Department of Thoracic Surgery, Kyoto University Hospital, 54 Shogoin, Kawahara-cho, Sakyo-ku, Kyoto 6068507, Japan; Institute for Advancement for Clinical and Translational Science, Kyoto University, 54, Shogoin, Kawahara-cho, Sakyo-ku, Kyoto 6068507, Japan.
Department of Thoracic Surgery, Kyoto University Hospital, 54 Shogoin, Kawahara-cho, Sakyo-ku, Kyoto 6068507, Japan.
Lung Cancer. 2018 Nov;125:192-197. doi: 10.1016/j.lungcan.2018.09.023. Epub 2018 Sep 29.
In high-risk operable geriatric patients undergoing palliative sublobar resection (SR), noncancerous comorbidities may contribute to unfavorable outcomes. The purpose of this retrospective study was to evaluate the perioperative safety and long-term survival of palliative SR in this patient population.
We reviewed 232 patients (141 male, 91 female) aged ≥75 years who underwent surgical resection of clinical stage I lung cancer from 2006 to 2014. The patients were divided into two groups, lobectomy and SR, and preoperative comprehensive comorbidities were assessed using the Adult Comorbidity Evaluation 27 (ACE-27) and compared between the two groups. The operative safety was compared using the Clavien-Dindo classification. Survival rates were calculated with a Kaplan-Meier model under propensity score matching, and prognostic factors were analyzed using a Cox proportional hazard model.
Lobectomy was performed in 156 patients and SR in 76 (segmentectomy, n = 50; wedge resection, n = 26). Age (p = 0.0137), tumor size on computed tomography (p < 0.0001), central tumor location (p = 0.0008), and high ACE-27 scores (p = 0.0202) were significantly associated with selection of SR. No mortality occurred, and the incidence of Grade 3b or greater postoperative complications in lobectomy and SR was 5.1% and 5.3%, respectively. According to the analysis of propensity score-matched patients (n = 57, tumor size = 23 mm, and consolidation/tumor ratio = 83%), the 5-year survival rate in lobectomy and SR was 81.1% and 73.5%, respectively (p = 0.4374). The ACE-27 score was a more significant prognostic factor than the type of surgical procedure, as well as consolidation/tumor ratio and nodal metastatic status.
The severity of preoperative comorbidities is a significant prognostic factor, and SR as a compromise surgical procedure may provide promising short- and long-term outcomes in selected geriatric patients with clinical stage I lung cancer.
在接受姑息性亚肺叶切除术(SR)的高危可手术老年患者中,非癌症合并症可能导致不良结局。

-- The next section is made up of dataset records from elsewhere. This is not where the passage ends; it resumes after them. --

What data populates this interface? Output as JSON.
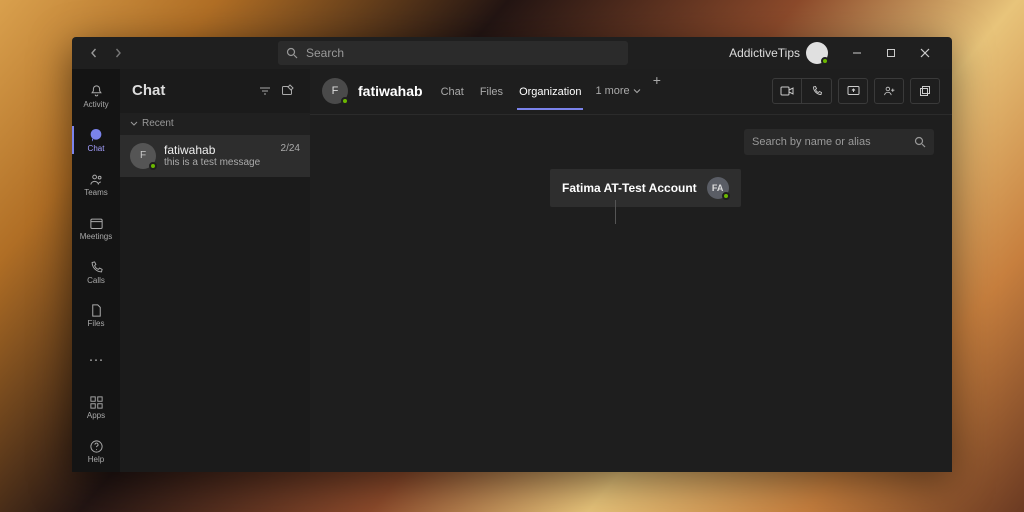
{
  "titlebar": {
    "search_placeholder": "Search",
    "account_name": "AddictiveTips"
  },
  "rail": {
    "items": [
      {
        "label": "Activity",
        "icon": "🔔"
      },
      {
        "label": "Chat",
        "icon": "💬"
      },
      {
        "label": "Teams",
        "icon": "👥"
      },
      {
        "label": "Meetings",
        "icon": "📅"
      },
      {
        "label": "Calls",
        "icon": "📞"
      },
      {
        "label": "Files",
        "icon": "🗎"
      }
    ],
    "more": "···",
    "bottom": [
      {
        "label": "Apps",
        "icon": "⊞"
      },
      {
        "label": "Help",
        "icon": "?"
      }
    ]
  },
  "chatlist": {
    "title": "Chat",
    "section": "Recent",
    "items": [
      {
        "name": "fatiwahab",
        "preview": "this is a test message",
        "date": "2/24",
        "initial": "F"
      }
    ]
  },
  "main": {
    "person": "fatiwahab",
    "initial": "F",
    "tabs": [
      {
        "label": "Chat",
        "active": false
      },
      {
        "label": "Files",
        "active": false
      },
      {
        "label": "Organization",
        "active": true
      }
    ],
    "more_tab": "1 more",
    "filter_placeholder": "Search by name or alias",
    "org_card": {
      "name": "Fatima AT-Test Account",
      "initials": "FA"
    }
  }
}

本回顾性研究的目的是评估该患者人群接受姑息性 SR 的围手术期安全性和长期生存情况。
我们回顾了 2006 年至 2014 年间接受手术切除临床 I 期肺癌的 232 名年龄≥75 岁的患者(141 名男性,91 名女性)。患者被分为肺叶切除术组和 SR 组,并使用成人合并症评估 27 项(ACE-27)评估术前综合合并症,并比较两组之间的差异。使用 Clavien-Dindo 分类比较手术安全性。使用倾向评分匹配下的 Kaplan-Meier 模型计算生存率,并使用 Cox 比例风险模型分析预后因素。
156 例患者行肺叶切除术,76 例患者行 SR(其中 50 例行节段切除术,26 例行楔形切除术)。年龄(p=0.0137)、CT 上的肿瘤大小(p<0.0001)、中央肿瘤位置(p=0.0008)和高 ACE-27 评分(p=0.0202)与 SR 的选择显著相关。无死亡发生,肺叶切除术和 SR 的术后 3b 级或更高级别并发症发生率分别为 5.1%和 5.3%。根据倾向评分匹配患者(n=57,肿瘤大小=23mm,实变/肿瘤比=83%)的分析,肺叶切除术和 SR 的 5 年生存率分别为 81.1%和 73.5%(p=0.4374)。ACE-27 评分是比手术类型、实变/肿瘤比和淋巴结转移状态更重要的预后因素。
术前合并症的严重程度是一个重要的预后因素,SR 作为一种妥协的手术方式,可为选择的临床 I 期肺癌老年患者提供有希望的短期和长期结果。